US envoy says North Korean nuclear plant 'not a crisis'
Stephen Bosworth, U.S. special envoy to North Korea, speaks to the media in Beijing September 16, 2010. Bosworth, who is making a regional trip to Seoul, Tokyo and Beijing amid a push by China to restart nuclear disarmament talks, said this week Washington would continue its strategy of dialogue and negotiation with North Korea, while at the same time enforcing new sanctions REUTERS/Jason Lee

United States' top envoy on North Korea, on Monday, stated that the evidence of a new North Korean nuclear plant was provocative. But, he also toned down the fears that the region was on the brink of a nuclear crisis.

It is also another in a series of provocative moves, Stephen Bosworth, the U.S. special representative for North Korea policy, said. He added that the latest evidence proves that North Korea has been in violation of United Nations resolution.

Bosworth was rushed to Seoul on Sunday, amid fresh reports of nuclear activity in North Korea.
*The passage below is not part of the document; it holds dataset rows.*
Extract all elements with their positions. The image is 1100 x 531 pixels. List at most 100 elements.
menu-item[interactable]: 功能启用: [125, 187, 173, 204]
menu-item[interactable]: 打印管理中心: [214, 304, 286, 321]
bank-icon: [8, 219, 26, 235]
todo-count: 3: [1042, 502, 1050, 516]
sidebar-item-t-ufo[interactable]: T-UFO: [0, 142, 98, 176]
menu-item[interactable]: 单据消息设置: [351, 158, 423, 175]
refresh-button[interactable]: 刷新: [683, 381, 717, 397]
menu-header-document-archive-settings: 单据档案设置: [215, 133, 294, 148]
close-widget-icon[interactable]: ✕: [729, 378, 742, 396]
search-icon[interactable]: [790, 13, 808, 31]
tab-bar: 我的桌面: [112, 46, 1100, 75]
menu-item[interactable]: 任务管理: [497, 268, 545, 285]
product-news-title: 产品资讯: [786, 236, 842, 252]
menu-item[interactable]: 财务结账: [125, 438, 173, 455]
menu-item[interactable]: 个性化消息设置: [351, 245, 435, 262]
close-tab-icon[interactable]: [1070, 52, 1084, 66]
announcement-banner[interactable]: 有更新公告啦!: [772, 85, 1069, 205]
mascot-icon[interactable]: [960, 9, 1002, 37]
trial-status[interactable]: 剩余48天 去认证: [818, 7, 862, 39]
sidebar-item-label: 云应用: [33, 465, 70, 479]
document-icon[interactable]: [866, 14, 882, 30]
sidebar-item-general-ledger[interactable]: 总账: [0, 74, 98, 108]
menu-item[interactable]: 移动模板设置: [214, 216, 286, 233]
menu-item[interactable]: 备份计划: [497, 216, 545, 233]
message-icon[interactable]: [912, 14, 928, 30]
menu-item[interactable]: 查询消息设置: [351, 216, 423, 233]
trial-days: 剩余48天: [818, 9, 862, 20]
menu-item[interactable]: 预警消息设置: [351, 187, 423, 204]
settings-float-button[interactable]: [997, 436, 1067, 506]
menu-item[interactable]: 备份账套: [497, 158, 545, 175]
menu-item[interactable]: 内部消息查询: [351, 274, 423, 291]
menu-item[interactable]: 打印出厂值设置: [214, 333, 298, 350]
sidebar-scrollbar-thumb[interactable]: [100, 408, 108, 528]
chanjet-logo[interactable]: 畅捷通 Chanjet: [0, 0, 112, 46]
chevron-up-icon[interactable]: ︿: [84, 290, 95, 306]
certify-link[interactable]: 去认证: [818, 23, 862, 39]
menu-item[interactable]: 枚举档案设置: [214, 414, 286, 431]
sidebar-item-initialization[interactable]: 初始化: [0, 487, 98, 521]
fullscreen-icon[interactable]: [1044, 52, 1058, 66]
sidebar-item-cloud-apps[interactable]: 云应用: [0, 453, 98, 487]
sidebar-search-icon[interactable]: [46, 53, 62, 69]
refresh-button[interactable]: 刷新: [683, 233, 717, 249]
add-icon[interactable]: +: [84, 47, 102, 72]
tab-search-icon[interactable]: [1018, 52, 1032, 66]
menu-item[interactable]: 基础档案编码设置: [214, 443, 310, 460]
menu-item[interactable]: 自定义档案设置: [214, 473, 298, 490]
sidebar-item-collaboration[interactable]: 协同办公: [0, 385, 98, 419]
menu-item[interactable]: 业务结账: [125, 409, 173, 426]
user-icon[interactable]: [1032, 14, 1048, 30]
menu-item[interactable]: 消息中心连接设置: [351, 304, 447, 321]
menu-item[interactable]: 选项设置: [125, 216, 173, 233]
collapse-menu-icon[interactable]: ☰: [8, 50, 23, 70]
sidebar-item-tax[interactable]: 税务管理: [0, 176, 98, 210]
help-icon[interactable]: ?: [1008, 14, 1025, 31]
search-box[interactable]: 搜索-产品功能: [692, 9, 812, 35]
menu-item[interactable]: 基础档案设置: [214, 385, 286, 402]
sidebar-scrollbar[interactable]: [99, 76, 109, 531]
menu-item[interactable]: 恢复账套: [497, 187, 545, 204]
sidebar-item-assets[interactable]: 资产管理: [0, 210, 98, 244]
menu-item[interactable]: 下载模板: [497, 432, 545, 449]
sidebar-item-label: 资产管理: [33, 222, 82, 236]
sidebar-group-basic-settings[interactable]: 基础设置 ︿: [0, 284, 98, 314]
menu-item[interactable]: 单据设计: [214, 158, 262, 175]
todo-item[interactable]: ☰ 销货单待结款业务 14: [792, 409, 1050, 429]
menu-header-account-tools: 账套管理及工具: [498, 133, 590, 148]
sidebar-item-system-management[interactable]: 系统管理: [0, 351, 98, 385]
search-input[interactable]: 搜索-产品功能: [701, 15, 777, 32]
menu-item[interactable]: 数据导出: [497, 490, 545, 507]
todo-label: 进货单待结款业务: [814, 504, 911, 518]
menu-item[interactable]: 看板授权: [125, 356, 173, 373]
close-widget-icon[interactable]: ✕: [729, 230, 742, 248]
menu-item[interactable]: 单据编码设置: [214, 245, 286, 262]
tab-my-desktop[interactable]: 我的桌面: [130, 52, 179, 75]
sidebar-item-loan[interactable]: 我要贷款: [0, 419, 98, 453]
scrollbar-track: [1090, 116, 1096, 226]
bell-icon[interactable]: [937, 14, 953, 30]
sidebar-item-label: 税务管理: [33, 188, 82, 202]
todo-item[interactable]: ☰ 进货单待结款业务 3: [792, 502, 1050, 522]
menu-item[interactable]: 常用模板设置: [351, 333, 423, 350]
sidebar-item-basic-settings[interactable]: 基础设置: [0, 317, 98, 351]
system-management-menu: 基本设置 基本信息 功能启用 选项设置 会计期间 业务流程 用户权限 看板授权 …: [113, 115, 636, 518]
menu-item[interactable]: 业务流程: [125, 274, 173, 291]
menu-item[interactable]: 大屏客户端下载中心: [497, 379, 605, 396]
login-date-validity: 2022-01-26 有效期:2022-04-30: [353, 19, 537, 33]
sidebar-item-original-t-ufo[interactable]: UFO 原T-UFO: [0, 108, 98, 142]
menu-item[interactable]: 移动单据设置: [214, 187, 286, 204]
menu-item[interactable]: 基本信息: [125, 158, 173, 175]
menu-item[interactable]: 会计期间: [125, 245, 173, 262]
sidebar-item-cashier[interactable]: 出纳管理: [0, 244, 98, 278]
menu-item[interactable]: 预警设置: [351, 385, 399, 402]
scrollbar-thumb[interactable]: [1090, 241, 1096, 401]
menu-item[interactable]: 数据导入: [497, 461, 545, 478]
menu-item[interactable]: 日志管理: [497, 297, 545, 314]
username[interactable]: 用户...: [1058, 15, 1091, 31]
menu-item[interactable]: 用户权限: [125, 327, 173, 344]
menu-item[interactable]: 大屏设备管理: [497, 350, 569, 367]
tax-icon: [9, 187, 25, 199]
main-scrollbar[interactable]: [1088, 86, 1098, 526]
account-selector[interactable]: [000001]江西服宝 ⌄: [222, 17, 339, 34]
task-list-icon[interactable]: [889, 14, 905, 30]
An American nuclear scientist who visited North Korea earlier this month told media that he was shown a vast new facility built to enrich uranium.

Siegfried S. Hecker, a Stanford professor, maintained that he was stunned by the sophistication of the new plant. Hecker, reported after his visit that the facilities appeared to be designed for civilian nuclear power and not aimed to boost North Korea's military capability. But he added that the uranium enrichment facilities could be readily converted to produce highly enriched uranium bomb fuel.

Meanwhile, on Monday, both Washington and Seoul discussed the issue of resuming the six-party talks aimed at denuclearizing the North. South Korea's chief nuclear negotiator Wi Sung-lac also reviewed Pyongyang's Uranium enrichment program during the meeting. The U.S. delegation is scheduled to travel to Tokyo and Beijing later for consultations.

North Korea in recent months announced willingness to rejoin the talks. Though China and Russia have proposed to restart the talks at the earliest, United States has refused to consider the request insisting for an appropriate response from the North on the nuclear activity.

There would be no talking just for the sake of talking, Bosworth told reporters.

North Korea is currently believed to have developed an arsenal of up to 12 weapons based on plutonium. Experts are wary of its ambitions and suggest that it is highly likely for Pyongyang to succeed in developing Hydrogen bombs rapidly.